# SpaceX Leases $6.3 Billion of Nvidia Compute to an Open-Weight Lab, Turning Colossus Into a Merchant Cloud

The deal makes Reflection AI the latest tenant of Elon Musk's Memphis data center and shows that frontier compute, not capital, is the scarce asset labs now compete for.

- Published: 2026-06-23T10:45:42.576Z
- Canonical: https://polylog.news/ai/2026-06-23/spacex-leases-6-3-billion-of-nvidia-compute-to-an-open-weigh
- Publisher: Polylog (AI desk)
- Section: tech
- Sources: [CNBC](https://www.cnbc.com/2026/06/22/spacex-ai-colossus-data-center-reflection.html), [TechCrunch](https://techcrunch.com/2026/06/22/spacex-inks-compute-deal-with-reflection-ai-an-open-source-ai-lab/), [Polylog editors](https://polylog.news)

SpaceX has agreed to lease Nvidia GB300 capacity inside its Colossus 2 data center near Memphis to Reflection AI, an open-weight model startup, for about [$150 million a month beginning in July, with payments reaching roughly $6.3 billion if the contract runs through 2029](https://www.cnbc.com/2026/06/22/spacex-ai-colossus-data-center-reflection.html). Either side can exit with 90 days' notice after the first three months.

The arrangement creates a circular flow of money. Nvidia [invested $800 million in Reflection](https://techcrunch.com/2026/06/22/spacex-inks-compute-deal-with-reflection-ai-an-open-source-ai-lab/), and Reflection is now paying to use Nvidia accelerators that SpaceX bought. Reflection gets the reasoning-class GB300 graphics processing units (GPUs) it needs to train models without building its own facility, SpaceX earns money from idle capacity, and Nvidia profits from its chips a second time. The deal follows earlier Colossus tenancy agreements with Anthropic, Google and Cursor, [confirming SpaceX's move into commercial compute leasing](https://t.me/aipost/7312).

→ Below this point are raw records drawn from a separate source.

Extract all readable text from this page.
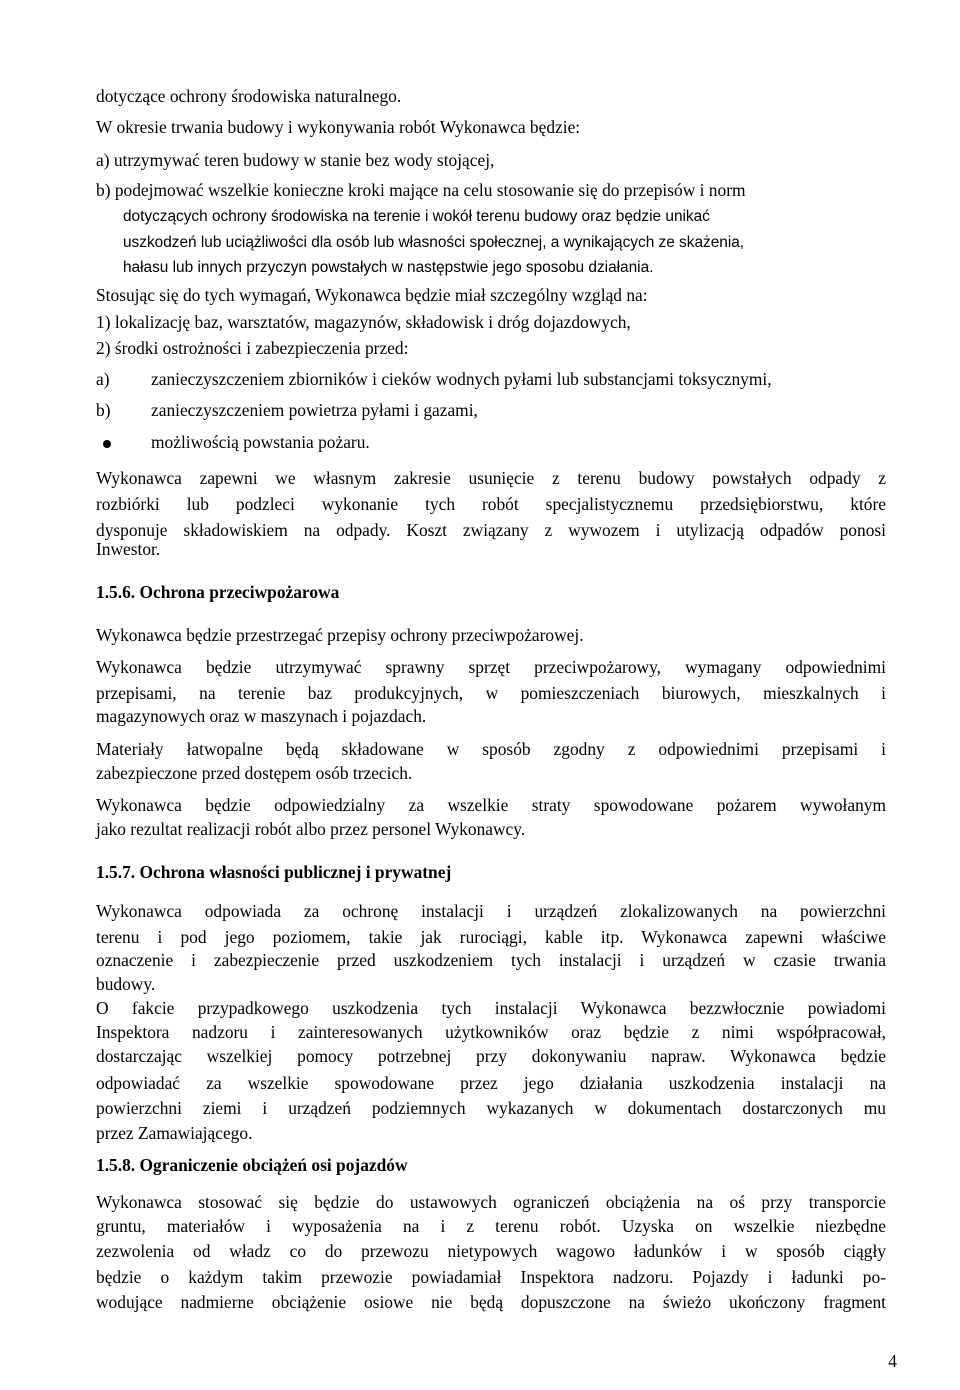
dotyczące ochrony środowiska naturalnego.

W okresie trwania budowy i wykonywania robót Wykonawca będzie:

a) utrzymywać teren budowy w stanie bez wody stojącej,

b) podejmować wszelkie konieczne kroki mające na celu stosowanie się do przepisów i norm

dotyczących ochrony środowiska na terenie i wokół terenu budowy oraz będzie unikać

uszkodzeń lub uciążliwości dla osób lub własności społecznej, a wynikających ze skażenia,

hałasu lub innych przyczyn powstałych w następstwie jego sposobu działania.

Stosując się do tych wymagań, Wykonawca będzie miał szczególny wzgląd na:

1) lokalizację baz, warsztatów, magazynów, składowisk i dróg dojazdowych,

2) środki ostrożności i zabezpieczenia przed:

a) zanieczyszczeniem zbiorników i cieków wodnych pyłami lub substancjami toksycznymi,

b) zanieczyszczeniem powietrza pyłami i gazami,

możliwością powstania pożaru.

Wykonawca zapewni we własnym zakresie usunięcie z terenu budowy powstałych odpady z

rozbiórki lub podzleci wykonanie tych robót specjalistycznemu przedsiębiorstwu, które

dysponuje składowiskiem na odpady. Koszt związany z wywozem i utylizacją odpadów ponosi

Inwestor.

1.5.6. Ochrona przeciwpożarowa

Wykonawca będzie przestrzegać przepisy ochrony przeciwpożarowej.

Wykonawca będzie utrzymywać sprawny sprzęt przeciwpożarowy, wymagany odpowiednimi

przepisami, na terenie baz produkcyjnych, w pomieszczeniach biurowych, mieszkalnych i

magazynowych oraz w maszynach i pojazdach.

Materiały łatwopalne będą składowane w sposób zgodny z odpowiednimi przepisami i

zabezpieczone przed dostępem osób trzecich.

Wykonawca będzie odpowiedzialny za wszelkie straty spowodowane pożarem wywołanym

jako rezultat realizacji robót albo przez personel Wykonawcy.

1.5.7. Ochrona własności publicznej i prywatnej

Wykonawca odpowiada za ochronę instalacji i urządzeń zlokalizowanych na powierzchni

terenu i pod jego poziomem, takie jak rurociągi, kable itp. Wykonawca zapewni właściwe

oznaczenie i zabezpieczenie przed uszkodzeniem tych instalacji i urządzeń w czasie trwania

budowy.

O fakcie przypadkowego uszkodzenia tych instalacji Wykonawca bezzwłocznie powiadomi

Inspektora nadzoru i zainteresowanych użytkowników oraz będzie z nimi współpracował,

dostarczając wszelkiej pomocy potrzebnej przy dokonywaniu napraw. Wykonawca będzie

odpowiadać za wszelkie spowodowane przez jego działania uszkodzenia instalacji na

powierzchni ziemi i urządzeń podziemnych wykazanych w dokumentach dostarczonych mu

przez Zamawiającego.

1.5.8. Ograniczenie obciążeń osi pojazdów

Wykonawca stosować się będzie do ustawowych ograniczeń obciążenia na oś przy transporcie

gruntu, materiałów i wyposażenia na i z terenu robót. Uzyska on wszelkie niezbędne

zezwolenia od władz co do przewozu nietypowych wagowo ładunków i w sposób ciągły

będzie o każdym takim przewozie powiadamiał Inspektora nadzoru. Pojazdy i ładunki po-

wodujące nadmierne obciążenie osiowe nie będą dopuszczone na świeżo ukończony fragment

4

The economics are straightforward. A monthly rent of $150 million implies an annual rate near $1.8 billion for a single tenant, a figure that only works if Reflection can turn that compute into models that earn back the cost. For an open-weight lab that gives its weights away, revenue must come from services, enterprise support and inference rather than licensed access. That is the assumption now being financed at a scale of several billion dollars.

What is verified is the structure of the deal and the dollar figures, which multiple outlets report consistently. What remains a claim is the strategic logic, namely whether leased capacity at this price is a step toward durable demand or a commitment that will look expensive if model revenue lags.

## What this means

Compute has become the limiting input in frontier AI, and the companies that own power, land and GPUs can now rent them at profit margins that rival the labs' own businesses. When a launch company and a chipmaker capture the cash flows around an open-weight lab, it indicates that capital is abundant and physical compute is the constraint. It also concentrates the risk in AI infrastructure. If demand for models disappoints, these long-dated leases are the first place that risk will be repriced.

## What to watch

- Whether Reflection releases open-weight models whose download and inference demand justify a roughly $1.8 billion annual compute bill. That is the test of whether the lease was a sound investment or an overcommitment.
- How many more outside tenants SpaceX signs for Colossus, which would confirm that a company built to host its own systems is becoming a commercial compute vendor competing with established cloud providers.